Hello, everyone, I am wangzirui32, today we will learn how to crawl all the codes in the CSDN blog post.
1. Analyze the source code of the web page
As shown in the figure:
2. Write the code
The code is as follows: (do not understand the comments)
# 导入所需模块
from requests import get
from bs4 import BeautifulSoup as bs
import re # 正则表达式模块
# 伪造请求头
headers = {
"User-Agent": "Mozilla/5.0 (Linux; Android 6.0; Nexus 5 Build/MRA58N) AppleWebKit/537.36 (KHTML, like Gecko) Chrome/78.0.3904.108 Mobile Safari/537.36",
"Host": "blog.csdn.net"
}
# 输入文章链接
article_link = input("请输入文章链接:")
try:
# 请求网址
r = get(article_link, headers=headers)
except Exception:
print("错误!请重新再试!")
else:
soup = bs(r.text, "html.parser")
# 获取所有code标签
codes = soup.find_all("code")
# 设置代码id
code_id = 1
# 遍历codes
for code in codes:
# re.sub方法主要用来替换某个内容
# 这里需要替换的内容为<> 中间的(.*?)指任意内容
# 第二个参数是替换成的内容 ""相当于删除
# 第三个参数是要替换的字符串
code_content = re.sub(r"<(.*?)>", "", code.text)
# 打开文件 写入代码 声明编码为UTF-8
with open("code_" + str(code_id) + ".txt", "w", encoding="UTF-8") as f:
f.write(code_content)
code_id += 1
However, this code can only crawl content other than the html source code. This is because "<(.*?)>" will delete all html tags (including the displayed code). Here I will give a solution , Is to put
code_content = re.sub(r"<(.*?)>", "", code.text)
Replace with
code_content = re.sub(r"<span class='token(.*?)'>", "", code.text)
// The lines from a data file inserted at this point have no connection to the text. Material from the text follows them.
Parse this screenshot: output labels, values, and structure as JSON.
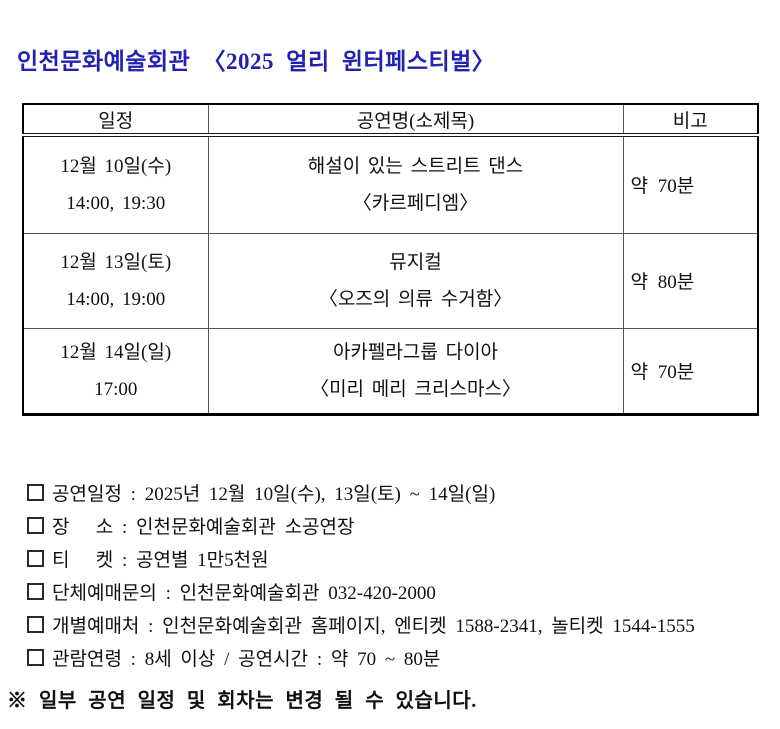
{
  "document": {
    "title": "인천문화예술회관 〈2025 얼리 윈터페스티벌〉",
    "title_color": "#2222b0",
    "border_color": "#000000"
  },
  "table": {
    "headers": [
      "일정",
      "공연명(소제목)",
      "비고"
    ],
    "rows": [
      {
        "date": "12월 10일(수)",
        "times": "14:00, 19:30",
        "name": "해설이 있는 스트리트 댄스",
        "subtitle": "〈카르페디엠〉",
        "note": "약 70분"
      },
      {
        "date": "12월 13일(토)",
        "times": "14:00, 19:00",
        "name": "뮤지컬",
        "subtitle": "〈오즈의 의류 수거함〉",
        "note": "약 80분"
      },
      {
        "date": "12월 14일(일)",
        "times": "17:00",
        "name": "아카펠라그룹 다이아",
        "subtitle": "〈미리 메리 크리스마스〉",
        "note": "약 70분"
      }
    ]
  },
  "details": {
    "items": [
      {
        "text": "공연일정 : 2025년 12월 10일(수), 13일(토) ~ 14일(일)"
      },
      {
        "text": "장   소 : 인천문화예술회관 소공연장"
      },
      {
        "text": "티   켓 : 공연별 1만5천원"
      },
      {
        "text": "단체예매문의 : 인천문화예술회관 032-420-2000"
      },
      {
        "text": "개별예매처 : 인천문화예술회관 홈페이지, 엔티켓 1588-2341, 놀티켓 1544-1555"
      },
      {
        "text": "관람연령 : 8세 이상 / 공연시간 : 약 70 ~ 80분"
      }
    ],
    "footnote": "※ 일부 공연 일정 및 회차는 변경 될 수 있습니다."
  },
  "icons": {
    "bullet": "empty-square"
  }
}
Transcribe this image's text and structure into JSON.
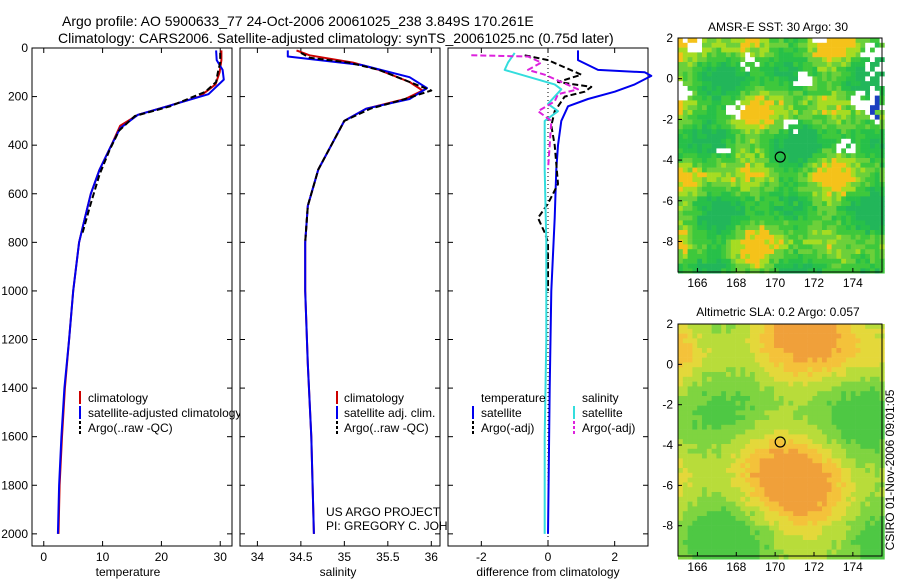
{
  "header": {
    "title_line1": "Argo profile: AO 5900633_77 24-Oct-2006 20061025_238 3.849S 170.261E",
    "title_line2": "Climatology: CARS2006. Satellite-adjusted climatology: synTS_20061025.nc (0.75d later)"
  },
  "credits": {
    "project": "US ARGO PROJECT",
    "pi": "PI: GREGORY C. JOHNSON",
    "stamp": "CSIRO 01-Nov-2006 09:01:05"
  },
  "colors": {
    "climatology": "#cc0000",
    "satellite": "#0000ee",
    "argo": "#000000",
    "satellite_salinity": "#33dddd",
    "argo_salinity": "#dd22dd"
  },
  "chart_data": [
    {
      "id": "temperature",
      "type": "line",
      "xlabel": "temperature",
      "ylabel": "",
      "xlim": [
        -2,
        32
      ],
      "ylim": [
        0,
        2050
      ],
      "y_inverted": true,
      "xticks": [
        0,
        10,
        20,
        30
      ],
      "yticks": [
        0,
        200,
        400,
        600,
        800,
        1000,
        1200,
        1400,
        1600,
        1800,
        2000
      ],
      "legend": {
        "position": "bottom-right",
        "entries": [
          "climatology",
          "satellite-adjusted climatology",
          "Argo(..raw -QC)"
        ]
      },
      "series": [
        {
          "name": "climatology",
          "color": "#cc0000",
          "dash": "",
          "points": [
            [
              30.2,
              10
            ],
            [
              30.2,
              50
            ],
            [
              29.9,
              100
            ],
            [
              29.2,
              150
            ],
            [
              26.5,
              200
            ],
            [
              21,
              240
            ],
            [
              16,
              275
            ],
            [
              13,
              320
            ],
            [
              11.5,
              400
            ],
            [
              9.5,
              500
            ],
            [
              8,
              600
            ],
            [
              7,
              700
            ],
            [
              6,
              800
            ],
            [
              5,
              1000
            ],
            [
              4.3,
              1200
            ],
            [
              3.6,
              1400
            ],
            [
              3.1,
              1600
            ],
            [
              2.7,
              1800
            ],
            [
              2.5,
              2000
            ]
          ]
        },
        {
          "name": "satellite-adjusted climatology",
          "color": "#0000ee",
          "dash": "",
          "points": [
            [
              29.3,
              10
            ],
            [
              29.4,
              50
            ],
            [
              30.4,
              90
            ],
            [
              30.6,
              130
            ],
            [
              28,
              190
            ],
            [
              21,
              240
            ],
            [
              16,
              275
            ],
            [
              13,
              330
            ],
            [
              11.5,
              400
            ],
            [
              9.5,
              500
            ],
            [
              8,
              600
            ],
            [
              7,
              700
            ],
            [
              6,
              800
            ],
            [
              5,
              1000
            ],
            [
              4.3,
              1200
            ],
            [
              3.5,
              1400
            ],
            [
              3,
              1600
            ],
            [
              2.6,
              1800
            ],
            [
              2.4,
              2000
            ]
          ]
        },
        {
          "name": "Argo(..raw -QC)",
          "color": "#000000",
          "dash": "6,3",
          "points": [
            [
              30,
              20
            ],
            [
              30,
              60
            ],
            [
              29.6,
              100
            ],
            [
              29.3,
              140
            ],
            [
              27.5,
              180
            ],
            [
              21.5,
              240
            ],
            [
              15.5,
              280
            ],
            [
              12.8,
              340
            ],
            [
              11.2,
              420
            ],
            [
              9.5,
              520
            ],
            [
              8,
              640
            ],
            [
              6.6,
              760
            ]
          ]
        }
      ]
    },
    {
      "id": "salinity",
      "type": "line",
      "xlabel": "salinity",
      "ylabel": "",
      "xlim": [
        33.8,
        36.1
      ],
      "ylim": [
        0,
        2050
      ],
      "y_inverted": true,
      "xticks": [
        34,
        34.5,
        35,
        35.5,
        36
      ],
      "legend": {
        "position": "bottom-right",
        "entries": [
          "climatology",
          "satellite adj. clim.",
          "Argo(..raw -QC)"
        ]
      },
      "series": [
        {
          "name": "climatology",
          "color": "#cc0000",
          "dash": "",
          "points": [
            [
              34.45,
              10
            ],
            [
              34.6,
              30
            ],
            [
              35.1,
              60
            ],
            [
              35.4,
              90
            ],
            [
              35.75,
              140
            ],
            [
              35.9,
              175
            ],
            [
              35.7,
              210
            ],
            [
              35.25,
              250
            ],
            [
              35.0,
              300
            ],
            [
              34.85,
              400
            ],
            [
              34.7,
              500
            ],
            [
              34.58,
              650
            ],
            [
              34.55,
              800
            ],
            [
              34.55,
              1000
            ],
            [
              34.58,
              1300
            ],
            [
              34.62,
              1600
            ],
            [
              34.65,
              2000
            ]
          ]
        },
        {
          "name": "satellite adj. clim.",
          "color": "#0000ee",
          "dash": "",
          "points": [
            [
              34.35,
              10
            ],
            [
              34.35,
              35
            ],
            [
              35.2,
              70
            ],
            [
              35.75,
              120
            ],
            [
              35.95,
              165
            ],
            [
              35.75,
              210
            ],
            [
              35.25,
              250
            ],
            [
              35.0,
              300
            ],
            [
              34.85,
              400
            ],
            [
              34.7,
              500
            ],
            [
              34.58,
              650
            ],
            [
              34.55,
              800
            ],
            [
              34.55,
              1000
            ],
            [
              34.58,
              1300
            ],
            [
              34.62,
              1600
            ],
            [
              34.65,
              2000
            ]
          ]
        },
        {
          "name": "Argo(..raw -QC)",
          "color": "#000000",
          "dash": "6,3",
          "points": [
            [
              34.5,
              20
            ],
            [
              34.6,
              40
            ],
            [
              35.05,
              60
            ],
            [
              35.4,
              90
            ],
            [
              35.75,
              140
            ],
            [
              36.0,
              175
            ],
            [
              35.7,
              210
            ],
            [
              35.3,
              250
            ],
            [
              35.0,
              300
            ],
            [
              34.85,
              400
            ],
            [
              34.7,
              500
            ],
            [
              34.58,
              650
            ],
            [
              34.55,
              800
            ]
          ]
        }
      ]
    },
    {
      "id": "difference",
      "type": "line",
      "xlabel": "difference from climatology",
      "ylabel": "",
      "xlim": [
        -3,
        3
      ],
      "ylim": [
        0,
        2050
      ],
      "y_inverted": true,
      "xticks": [
        -2,
        0,
        2
      ],
      "legend": {
        "position": "bottom-center",
        "columns": [
          {
            "heading": "temperature",
            "entries": [
              "satellite",
              "Argo(-adj)"
            ]
          },
          {
            "heading": "salinity",
            "entries": [
              "satellite",
              "Argo(-adj)"
            ]
          }
        ]
      },
      "series": [
        {
          "name": "temperature satellite",
          "color": "#0000ee",
          "dash": "",
          "points": [
            [
              0.9,
              10
            ],
            [
              0.9,
              50
            ],
            [
              1.5,
              90
            ],
            [
              2.9,
              100
            ],
            [
              3.1,
              115
            ],
            [
              2.6,
              150
            ],
            [
              2.0,
              180
            ],
            [
              1.2,
              210
            ],
            [
              0.6,
              240
            ],
            [
              0.4,
              300
            ],
            [
              0.3,
              400
            ],
            [
              0.25,
              500
            ],
            [
              0.2,
              700
            ],
            [
              0.1,
              1000
            ],
            [
              0.05,
              1400
            ],
            [
              0.0,
              2000
            ]
          ]
        },
        {
          "name": "temperature Argo(-adj)",
          "color": "#000000",
          "dash": "6,3",
          "points": [
            [
              -0.7,
              30
            ],
            [
              0.0,
              50
            ],
            [
              0.5,
              80
            ],
            [
              1.0,
              110
            ],
            [
              0.3,
              140
            ],
            [
              1.3,
              160
            ],
            [
              1.1,
              180
            ],
            [
              0.5,
              200
            ],
            [
              0.2,
              260
            ],
            [
              0.1,
              320
            ],
            [
              0.2,
              400
            ],
            [
              0.3,
              560
            ],
            [
              0.0,
              640
            ],
            [
              -0.3,
              700
            ],
            [
              -0.1,
              760
            ],
            [
              0.0,
              800
            ],
            [
              0.0,
              1000
            ]
          ]
        },
        {
          "name": "salinity satellite",
          "color": "#33dddd",
          "dash": "",
          "points": [
            [
              -1.0,
              20
            ],
            [
              -1.2,
              60
            ],
            [
              -1.3,
              90
            ],
            [
              0.2,
              150
            ],
            [
              0.4,
              170
            ],
            [
              0.0,
              230
            ],
            [
              0.3,
              260
            ],
            [
              -0.1,
              300
            ],
            [
              -0.1,
              500
            ],
            [
              -0.05,
              800
            ],
            [
              -0.05,
              1200
            ],
            [
              -0.1,
              1600
            ],
            [
              -0.1,
              2000
            ]
          ]
        },
        {
          "name": "salinity Argo(-adj)",
          "color": "#dd22dd",
          "dash": "6,3",
          "points": [
            [
              -2.3,
              30
            ],
            [
              -0.6,
              35
            ],
            [
              -0.2,
              60
            ],
            [
              -0.6,
              90
            ],
            [
              -0.1,
              110
            ],
            [
              0.9,
              170
            ],
            [
              0.3,
              190
            ],
            [
              0.2,
              220
            ],
            [
              -0.3,
              260
            ],
            [
              0.1,
              300
            ],
            [
              0.05,
              400
            ],
            [
              0.0,
              500
            ]
          ]
        }
      ]
    },
    {
      "id": "sst_map",
      "type": "heatmap",
      "title": "AMSR-E SST: 30 Argo: 30",
      "xlim": [
        165,
        175.5
      ],
      "ylim": [
        -9.5,
        2
      ],
      "xticks": [
        166,
        168,
        170,
        172,
        174
      ],
      "yticks": [
        2,
        0,
        -2,
        -4,
        -6,
        -8
      ],
      "float_position": {
        "lon": 170.261,
        "lat": -3.849
      }
    },
    {
      "id": "sla_map",
      "type": "heatmap",
      "title": "Altimetric SLA: 0.2 Argo: 0.057",
      "xlim": [
        165,
        175.5
      ],
      "ylim": [
        -9.5,
        2
      ],
      "xticks": [
        166,
        168,
        170,
        172,
        174
      ],
      "yticks": [
        2,
        0,
        -2,
        -4,
        -6,
        -8
      ],
      "float_position": {
        "lon": 170.261,
        "lat": -3.849
      }
    }
  ]
}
Because all the style settings are in the span tag, the class attribute mostly starts with token, so write it like this. If you have a better solution, you can leave a message in the comment area!
3. Run the code
Run the code and follow the prompts to enter:
请输入文章链接:https://blog.csdn.net/wangzirui32/article/details/113871177
After the operation is over, open the directory where the code file is located, and you should see two text files, code_1 and code_2, and you can see the code when you open it.
That's all for today, have you learned it? If you like this article, you can like and collect it, bye!